Она посмотрела на Брайана, сидящего рядом с ней на стуле с высокой спинкой. Чиппендэйл – тут вся мебель была стильная. К ней совсем не подходит его наряд – застиранная рубашка с открытым воротом, потертые вельветовые брюки. Нарочитая небрежность в одежде Брайана – словно глоток свежего воздуха в чопорной атмосфере столовой с ее симметрично расставленными подсвечниками, темными панелями и жесткими складками портьер. Длинные волосы спадают на воротник. В них тоже заметна седина, но ему она как-то идет, внушает уверенность. Его образ, подумала Рэйчел, приобрел своеобразную законченность: Брайан стал с годами самим собой.
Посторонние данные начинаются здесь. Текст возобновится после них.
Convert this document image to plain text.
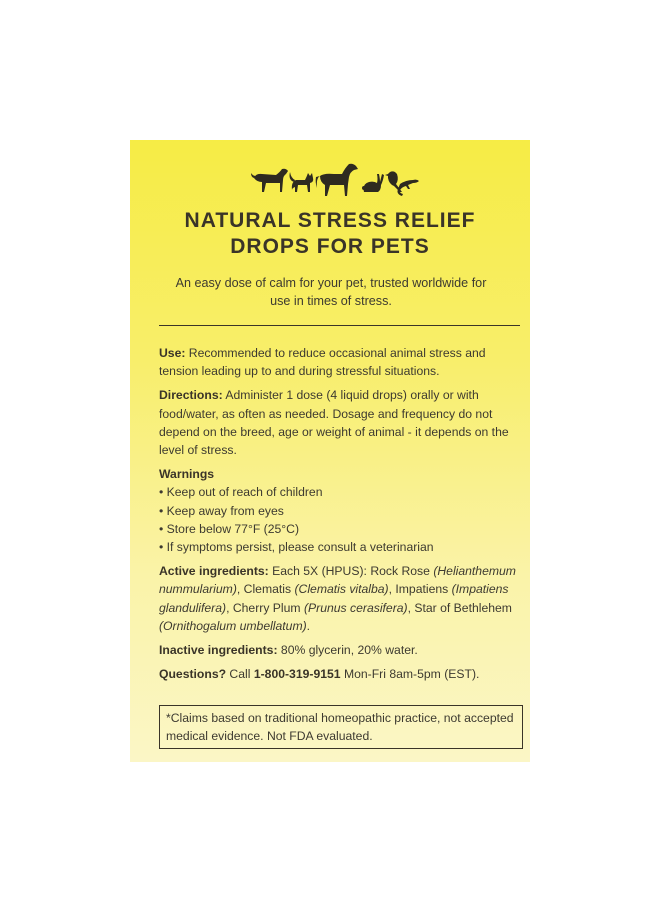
NATURAL STRESS RELIEF
DROPS FOR PETS
An easy dose of calm for your pet, trusted worldwide for use in times of stress.

Use: Recommended to reduce occasional animal stress and tension leading up to and during stressful situations.

Directions: Administer 1 dose (4 liquid drops) orally or with food/water, as often as needed. Dosage and frequency do not depend on the breed, age or weight of animal - it depends on the level of stress.

Warnings
• Keep out of reach of children
• Keep away from eyes
• Store below 77°F (25°C)
• If symptoms persist, please consult a veterinarian

Active ingredients: Each 5X (HPUS): Rock Rose (Helianthemum nummularium), Clematis (Clematis vitalba), Impatiens (Impatiens glandulifera), Cherry Plum (Prunus cerasifera), Star of Bethlehem (Ornithogalum umbellatum).

Inactive ingredients: 80% glycerin, 20% water.

Questions? Call 1-800-319-9151 Mon-Fri 8am-5pm (EST).

*Claims based on traditional homeopathic practice, not accepted medical evidence. Not FDA evaluated.
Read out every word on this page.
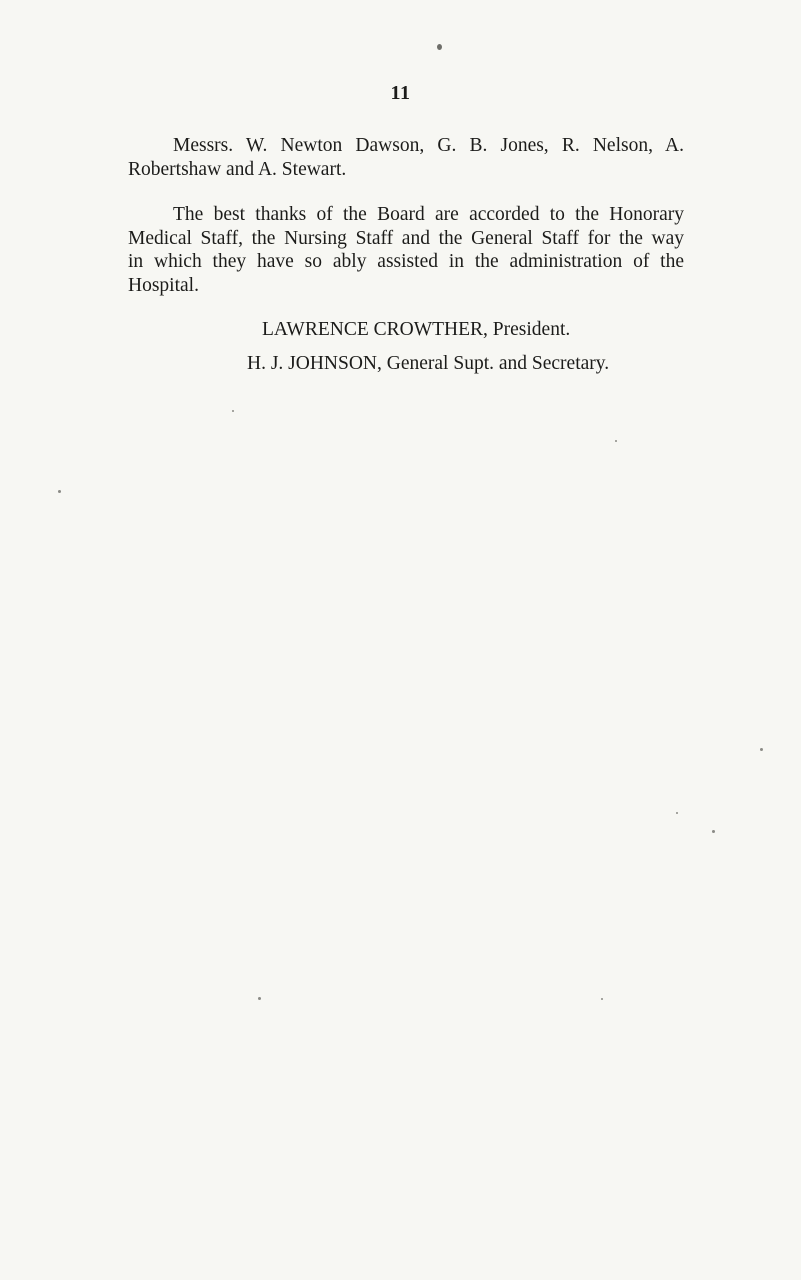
11
Messrs. W. Newton Dawson, G. B. Jones, R. Nelson, A.
Robertshaw and A. Stewart.
The best thanks of the Board are accorded to the Honorary
Medical Staff, the Nursing Staff and the General Staff for the way
in which they have so ably assisted in the administration of the
Hospital.
LAWRENCE CROWTHER, President.
H. J. JOHNSON, General Supt. and Secretary.
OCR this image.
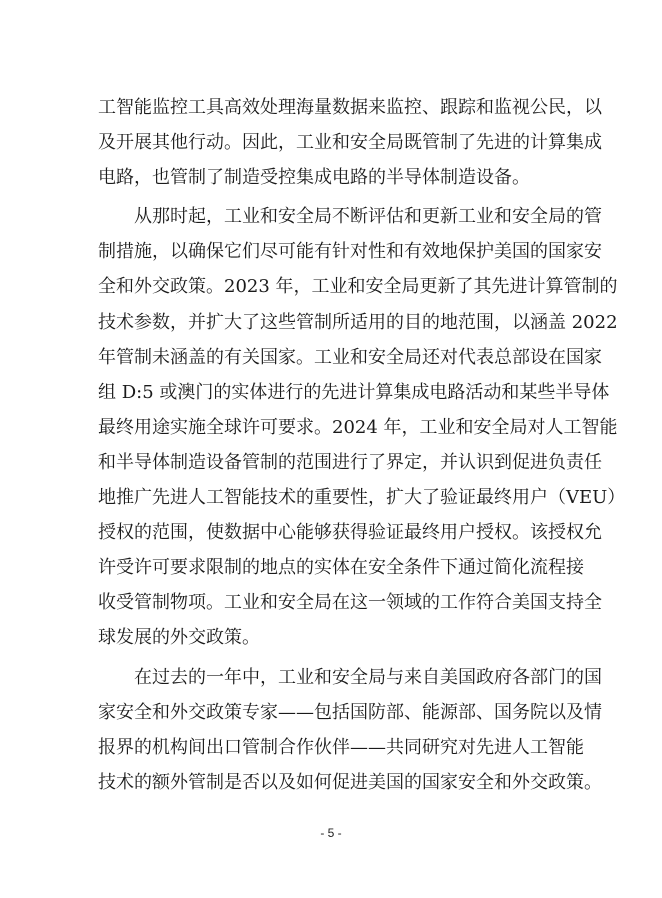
工智能监控工具高效处理海量数据来监控、跟踪和监视公民，以
及开展其他行动。因此，工业和安全局既管制了先进的计算集成
电路，也管制了制造受控集成电路的半导体制造设备。
从那时起，工业和安全局不断评估和更新工业和安全局的管
制措施，以确保它们尽可能有针对性和有效地保护美国的国家安
全和外交政策。2023 年，工业和安全局更新了其先进计算管制的
技术参数，并扩大了这些管制所适用的目的地范围，以涵盖 2022
年管制未涵盖的有关国家。工业和安全局还对代表总部设在国家
组 D:5 或澳门的实体进行的先进计算集成电路活动和某些半导体
最终用途实施全球许可要求。2024 年，工业和安全局对人工智能
和半导体制造设备管制的范围进行了界定，并认识到促进负责任
地推广先进人工智能技术的重要性，扩大了验证最终用户（VEU）
授权的范围，使数据中心能够获得验证最终用户授权。该授权允
许受许可要求限制的地点的实体在安全条件下通过简化流程接
收受管制物项。工业和安全局在这一领域的工作符合美国支持全
球发展的外交政策。
在过去的一年中，工业和安全局与来自美国政府各部门的国
家安全和外交政策专家——包括国防部、能源部、国务院以及情
报界的机构间出口管制合作伙伴——共同研究对先进人工智能
技术的额外管制是否以及如何促进美国的国家安全和外交政策。
- 5 -
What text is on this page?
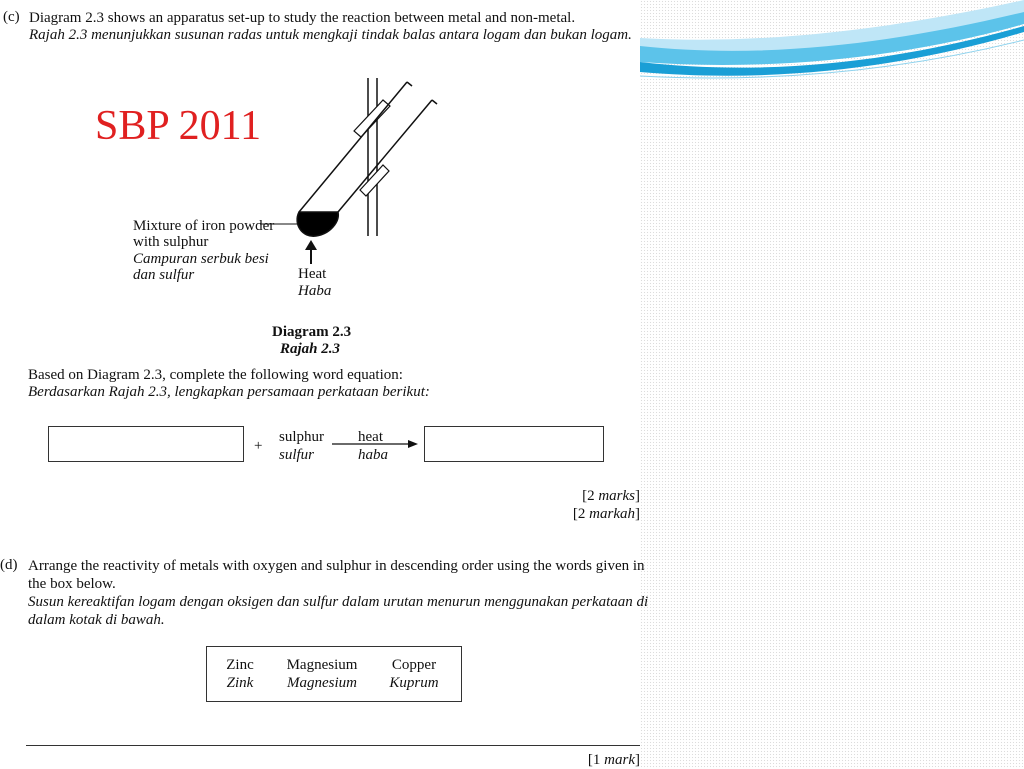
(c) Diagram 2.3 shows an apparatus set-up to study the reaction between metal and non-metal.
Rajah 2.3 menunjukkan susunan radas untuk mengkaji tindak balas antara logam dan bukan logam.
SBP 2011
Mixture of iron powder
with sulphur
Campuran serbuk besi
dan sulfur	Heat
Haba
Diagram 2.3
Rajah 2.3
Based on Diagram 2.3, complete the following word equation:
Berdasarkan Rajah 2.3, lengkapkan persamaan perkataan berikut:
+
sulphur
sulfur
heat
haba
[2 marks]
[2 markah]
(d) Arrange the reactivity of metals with oxygen and sulphur in descending order using the words given in
the box below.
Susun kereaktifan logam dengan oksigen dan sulfur dalam urutan menurun menggunakan perkataan di
dalam kotak di bawah.
Zinc
Zink
Magnesium
Magnesium
Copper
Kuprum
[1 mark]
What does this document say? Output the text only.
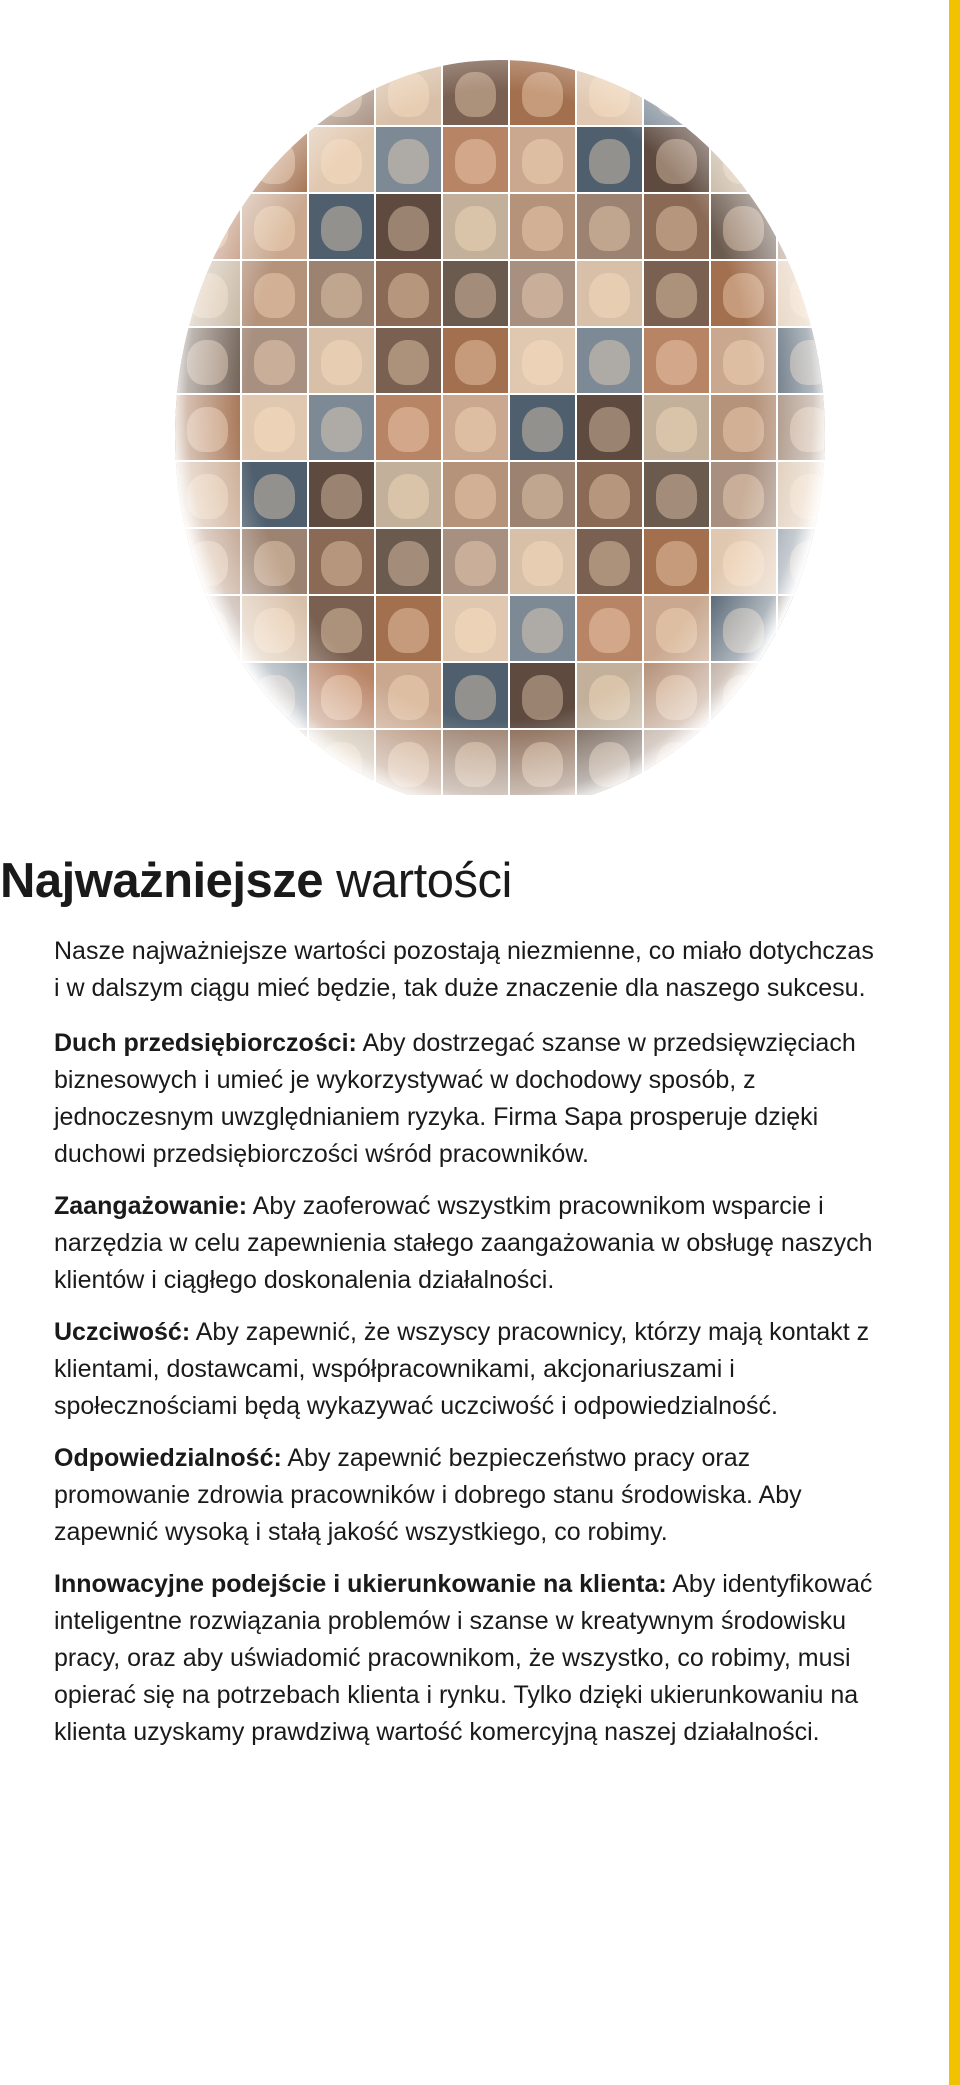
Najważniejsze wartości

Nasze najważniejsze wartości pozostają niezmienne, co miało dotychczas i w dalszym ciągu mieć będzie, tak duże znaczenie dla naszego sukcesu.

Duch przedsiębiorczości: Aby dostrzegać szanse w przedsięwzięciach biznesowych i umieć je wykorzystywać w dochodowy sposób, z jednoczesnym uwzględnianiem ryzyka. Firma Sapa prosperuje dzięki duchowi przedsiębiorczości wśród pracowników.

Zaangażowanie: Aby zaoferować wszystkim pracownikom wsparcie i narzędzia w celu zapewnienia stałego zaangażowania w obsługę naszych klientów i ciągłego doskonalenia działalności.

Uczciwość: Aby zapewnić, że wszyscy pracownicy, którzy mają kontakt z klientami, dostawcami, współpracownikami, akcjonariuszami i społecznościami będą wykazywać uczciwość i odpowiedzialność.

Odpowiedzialność: Aby zapewnić bezpieczeństwo pracy oraz promowanie zdrowia pracowników i dobrego stanu środowiska. Aby zapewnić wysoką i stałą jakość wszystkiego, co robimy.

Innowacyjne podejście i ukierunkowanie na klienta: Aby identyfikować inteligentne rozwiązania problemów i szanse w kreatywnym środowisku pracy, oraz aby uświadomić pracownikom, że wszystko, co robimy, musi opierać się na potrzebach klienta i rynku. Tylko dzięki ukierunkowaniu na klienta uzyskamy prawdziwą wartość komercyjną naszej działalności.
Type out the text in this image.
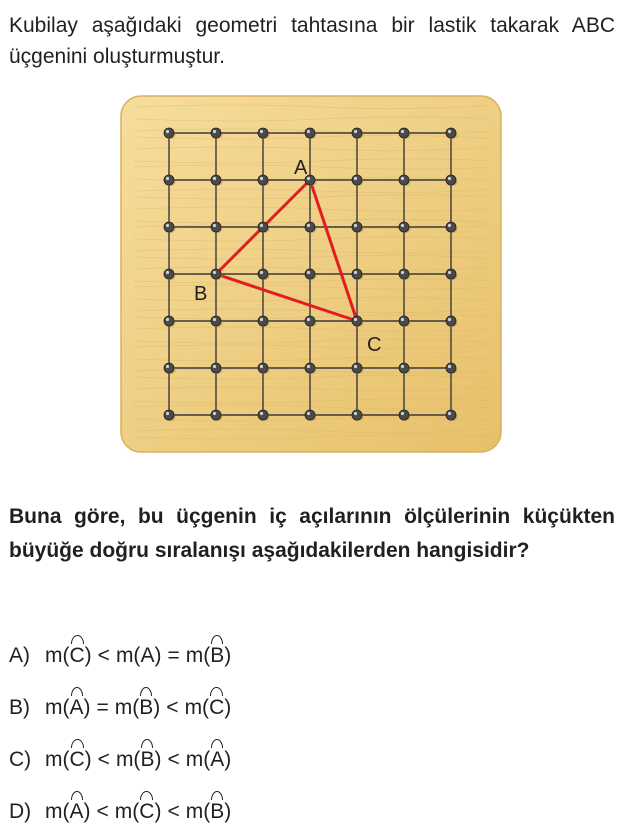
Kubilay aşağıdaki geometri tahtasına bir lastik takarak ABC üçgenini oluşturmuştur.
A
B
C
Buna göre, bu üçgenin iç açılarının ölçülerinin küçükten büyüğe doğru sıralanışı aşağıdakilerden hangisidir?
A) m( C ) < m( A ) = m( B )
B) m( A ) = m( B ) < m( C )
C) m( C ) < m( B ) < m( A )
D) m( A ) < m( C ) < m( B )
Исчезла былая угловатость – так закругляются углы обложки у зачитанной книжки. Он немного прибавил в весе, а черты лица сделались более мягкими.
Встретившись с ней взглядом, он поспешно отвернулся. Сердце Рэйчел тоскливо сжалось.
Ей так хотелось сейчас сказать ему: „Послушай, Брайан, я люблю тебя. Всей душой. Разве ты не видишь? И не надо нам с тобой ни поздравительных открыток с сердечками, ни цветов, ни этих пирогов. У нас с самого начала было все по-другому, не как у всех."
Рэйчел вдруг почувствовала себя совсем выпотрошенной.
– Пожалуйста, – обратилась она к Сильвии, – мне самый маленький кусочек. Я за ужином так много ела, что не знаю, смогу ли справиться даже с самым крохотным ломтиком.
Отрезав тем не менее довольно внушительный кусок пирога и протянув его дочери, Сильвия назидательно заметила:
– Ты слишком худенькая. И есть тебе надобольше.
– Кто бы другой говорил, а не ты, мама, – с улыбкой парировала Рэйчел. – Если я и худая, то лишь потому, что стараюсь следовать твоему примеру.
При этих словах Сильвия покраснела, а глаза заблестели еще сильнее.
– Я тут недавно обедала с Эвелин Голд, – со смешком произнесла она. – В общем, может, это и забавно… она так растолстела. Ты себе не представляешь. Прямо корова! И хотя это с моей стороны не слишком благородно… все-таки мы подруги как-никак, но я не могла не почувствовать некоторого превосходства.
– Мне казалось, что Голды перебрались во Флориду, – заметила Рэйчел.
– Так оно и есть. Они приехали на недельку, чтобы повидаться с Мейсоном.
Рэйчел оживилась. Боже мой! Мейсон… Да она же не встречалась с ним целую вечность. Ну не вечность, конечно, а года два – это уж точно. Надо будет обязательно ему позвонить. Приятно будет с ним поболтать.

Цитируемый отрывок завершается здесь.